We have the latest salvo in the barrage about how bad foods, those ones that we enjoy, must be taxed and those good foods, the ones we don’t so much, must be subsidised. That is, tax sugar and carbohydrates, subsidise fruit and veg. The argument today being that the bad foods have fallen relative in price to the good ones sand that this is very bad, not good.
The report’s authors found that fruit and vegetables had risen in price by up to 91 per cent in real terms between 1990 and 2012, a bigger increase than for other any other food group. “In high income countries over the last 30 years it seems that the cost of healthy items in the diet has risen more than that of less healthy options, thereby encouraging diets that lead to excess weight,” said Steve Wiggins, one of the authors of the report.
The report itself is here.
There’s a few things being missed. Weight is a function of calories in, calories expended. We don’t gain weight simply because we eat cheaper calories. So this cannot be an explanation for rising obesity levels. Further, all food has become cheaper relative to incomes, so if price really is determining what we eat then we might expect the diet to have become healthier. Whatever budget constraints we had on eating that “good” food have still been relaxed, whatever has happened to relative prices.
But perhaps more importantly than this we’re not sure that we believe the price indices themselves. They appear to be looking at the prices that people actually pay for the goods, not at prices for a constant form or type or quantity. Thus it’s “prices of fruit” or “prices of vegetables” as they appear in the average consumer basket. And there’s a few changes in the composition of that consumer basket over those 30 years.

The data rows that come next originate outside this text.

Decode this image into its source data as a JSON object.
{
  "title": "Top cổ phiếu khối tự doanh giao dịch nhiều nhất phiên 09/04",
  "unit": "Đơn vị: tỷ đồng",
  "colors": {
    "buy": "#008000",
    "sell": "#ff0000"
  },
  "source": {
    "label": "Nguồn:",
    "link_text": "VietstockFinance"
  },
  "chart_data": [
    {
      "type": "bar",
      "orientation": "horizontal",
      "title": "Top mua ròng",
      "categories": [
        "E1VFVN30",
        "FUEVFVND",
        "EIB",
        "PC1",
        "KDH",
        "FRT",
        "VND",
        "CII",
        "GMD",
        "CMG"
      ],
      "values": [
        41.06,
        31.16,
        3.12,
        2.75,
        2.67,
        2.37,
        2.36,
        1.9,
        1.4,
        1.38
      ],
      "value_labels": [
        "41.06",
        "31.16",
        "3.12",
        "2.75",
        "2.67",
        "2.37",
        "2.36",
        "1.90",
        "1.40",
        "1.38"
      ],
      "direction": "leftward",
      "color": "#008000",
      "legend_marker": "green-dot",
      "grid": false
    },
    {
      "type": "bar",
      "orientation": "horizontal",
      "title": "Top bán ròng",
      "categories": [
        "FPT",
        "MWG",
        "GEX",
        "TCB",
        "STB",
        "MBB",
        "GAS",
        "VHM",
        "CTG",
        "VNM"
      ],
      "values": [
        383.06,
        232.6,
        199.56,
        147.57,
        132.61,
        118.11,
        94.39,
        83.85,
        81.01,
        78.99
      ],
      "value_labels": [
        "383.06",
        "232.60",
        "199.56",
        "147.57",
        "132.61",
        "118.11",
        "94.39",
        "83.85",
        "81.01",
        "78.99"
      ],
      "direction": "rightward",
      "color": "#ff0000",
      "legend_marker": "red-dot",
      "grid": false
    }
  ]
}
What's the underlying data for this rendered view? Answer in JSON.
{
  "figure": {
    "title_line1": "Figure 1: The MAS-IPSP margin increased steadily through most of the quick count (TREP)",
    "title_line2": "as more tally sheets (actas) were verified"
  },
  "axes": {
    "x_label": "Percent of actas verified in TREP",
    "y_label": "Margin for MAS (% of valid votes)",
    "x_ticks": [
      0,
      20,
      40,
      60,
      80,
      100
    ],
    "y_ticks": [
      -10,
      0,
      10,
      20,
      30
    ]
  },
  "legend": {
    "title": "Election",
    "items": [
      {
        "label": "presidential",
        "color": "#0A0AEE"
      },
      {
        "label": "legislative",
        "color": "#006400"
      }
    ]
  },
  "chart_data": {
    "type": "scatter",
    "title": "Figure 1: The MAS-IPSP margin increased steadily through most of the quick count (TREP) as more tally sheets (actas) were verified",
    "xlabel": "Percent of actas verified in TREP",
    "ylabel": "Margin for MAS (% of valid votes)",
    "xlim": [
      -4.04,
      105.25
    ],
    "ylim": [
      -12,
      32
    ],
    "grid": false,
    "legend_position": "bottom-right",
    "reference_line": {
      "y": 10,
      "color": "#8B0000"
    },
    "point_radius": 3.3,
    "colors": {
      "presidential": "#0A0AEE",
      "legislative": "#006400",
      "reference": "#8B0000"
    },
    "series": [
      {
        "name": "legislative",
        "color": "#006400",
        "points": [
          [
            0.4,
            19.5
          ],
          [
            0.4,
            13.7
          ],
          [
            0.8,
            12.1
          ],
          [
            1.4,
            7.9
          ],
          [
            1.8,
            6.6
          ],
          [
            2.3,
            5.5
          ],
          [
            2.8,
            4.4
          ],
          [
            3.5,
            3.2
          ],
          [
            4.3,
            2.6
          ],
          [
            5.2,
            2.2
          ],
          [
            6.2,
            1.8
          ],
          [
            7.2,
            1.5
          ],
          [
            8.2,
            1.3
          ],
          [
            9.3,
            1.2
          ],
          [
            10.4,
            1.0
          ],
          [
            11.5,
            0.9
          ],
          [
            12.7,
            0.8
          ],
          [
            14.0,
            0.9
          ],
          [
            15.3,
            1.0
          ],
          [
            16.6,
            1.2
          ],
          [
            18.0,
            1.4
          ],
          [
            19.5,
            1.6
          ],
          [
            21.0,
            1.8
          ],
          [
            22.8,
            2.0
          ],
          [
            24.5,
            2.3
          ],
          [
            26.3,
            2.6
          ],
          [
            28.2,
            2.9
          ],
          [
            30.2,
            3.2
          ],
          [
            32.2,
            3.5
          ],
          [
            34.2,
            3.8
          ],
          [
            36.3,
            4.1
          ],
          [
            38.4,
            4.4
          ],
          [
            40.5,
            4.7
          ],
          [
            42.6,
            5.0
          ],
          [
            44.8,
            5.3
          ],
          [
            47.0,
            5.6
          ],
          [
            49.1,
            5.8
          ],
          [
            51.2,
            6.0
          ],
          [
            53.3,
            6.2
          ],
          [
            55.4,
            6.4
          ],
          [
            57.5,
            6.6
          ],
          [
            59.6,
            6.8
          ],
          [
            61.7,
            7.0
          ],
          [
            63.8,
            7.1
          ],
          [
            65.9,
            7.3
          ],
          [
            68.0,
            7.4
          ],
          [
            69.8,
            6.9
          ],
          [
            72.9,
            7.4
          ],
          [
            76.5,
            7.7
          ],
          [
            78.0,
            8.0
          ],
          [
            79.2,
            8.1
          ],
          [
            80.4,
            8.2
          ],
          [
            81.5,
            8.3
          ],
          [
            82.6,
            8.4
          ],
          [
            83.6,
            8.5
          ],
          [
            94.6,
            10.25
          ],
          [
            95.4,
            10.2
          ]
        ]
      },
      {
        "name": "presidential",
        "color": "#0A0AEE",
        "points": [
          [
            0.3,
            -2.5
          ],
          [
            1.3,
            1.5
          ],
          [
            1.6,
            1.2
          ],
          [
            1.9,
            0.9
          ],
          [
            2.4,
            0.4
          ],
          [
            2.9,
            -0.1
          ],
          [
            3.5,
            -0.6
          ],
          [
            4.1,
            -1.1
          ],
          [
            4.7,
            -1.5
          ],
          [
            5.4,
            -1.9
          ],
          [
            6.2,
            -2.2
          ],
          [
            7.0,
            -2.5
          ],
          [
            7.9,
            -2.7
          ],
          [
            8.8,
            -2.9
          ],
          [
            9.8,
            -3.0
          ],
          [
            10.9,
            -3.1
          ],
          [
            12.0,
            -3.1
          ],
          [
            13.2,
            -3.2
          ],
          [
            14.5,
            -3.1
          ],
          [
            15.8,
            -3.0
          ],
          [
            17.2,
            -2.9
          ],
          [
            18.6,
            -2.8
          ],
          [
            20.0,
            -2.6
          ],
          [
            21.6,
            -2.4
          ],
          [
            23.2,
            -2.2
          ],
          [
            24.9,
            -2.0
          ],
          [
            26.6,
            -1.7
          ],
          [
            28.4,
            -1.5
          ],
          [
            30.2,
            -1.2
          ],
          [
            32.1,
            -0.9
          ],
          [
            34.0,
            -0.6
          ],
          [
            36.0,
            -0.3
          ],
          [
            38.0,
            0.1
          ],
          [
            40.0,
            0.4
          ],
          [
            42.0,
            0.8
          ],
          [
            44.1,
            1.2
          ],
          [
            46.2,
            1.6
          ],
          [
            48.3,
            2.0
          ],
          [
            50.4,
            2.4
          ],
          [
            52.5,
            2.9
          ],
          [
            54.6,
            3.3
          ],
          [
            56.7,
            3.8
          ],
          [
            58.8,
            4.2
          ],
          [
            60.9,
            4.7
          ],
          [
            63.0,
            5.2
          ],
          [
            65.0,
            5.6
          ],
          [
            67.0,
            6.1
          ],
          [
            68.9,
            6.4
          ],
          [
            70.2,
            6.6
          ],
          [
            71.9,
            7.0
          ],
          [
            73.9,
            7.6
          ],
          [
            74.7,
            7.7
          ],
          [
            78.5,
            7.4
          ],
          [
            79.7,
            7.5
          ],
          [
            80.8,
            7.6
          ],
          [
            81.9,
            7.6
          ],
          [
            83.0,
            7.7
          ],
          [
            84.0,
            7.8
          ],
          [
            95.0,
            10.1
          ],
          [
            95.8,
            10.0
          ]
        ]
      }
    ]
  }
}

1) Around the year availability of alomst all fruits and vegetables. This is going to make the average price rather more than what it was when we relied upon the local and seasonal gluts. We also get very much more choice of very much more exotic fruits and vegetables and these are, not surprisingly, more expensive as well.
2) The rise of prepared foods. 30 years ago you could not wander into a supermarket and purchase a prepared salad, not a punnet of sliced fruit etc. Now one can and many do. This is obviously more expensive per unit of salad or fruit but we all seem happy enough to pay it.
3) The rise of organic and fair trade. These are both, by design, premium products at premium prices. And while they’re not a vast portion of the food market they are significant enough to influence a price index composed in the manner this report seems to.
So, the price index seems to be composed not of what we actually want to know (are apples more expensive than they used to be?) but of what we actually buy (are we buying more expensive foods, of greater variety and exotica, all year rather than seasonally, in a more prepared state?). So we’re afraid that we don’t actually believe the stated statistic, whatever problems we’ve got with the theory that they’re trying to push.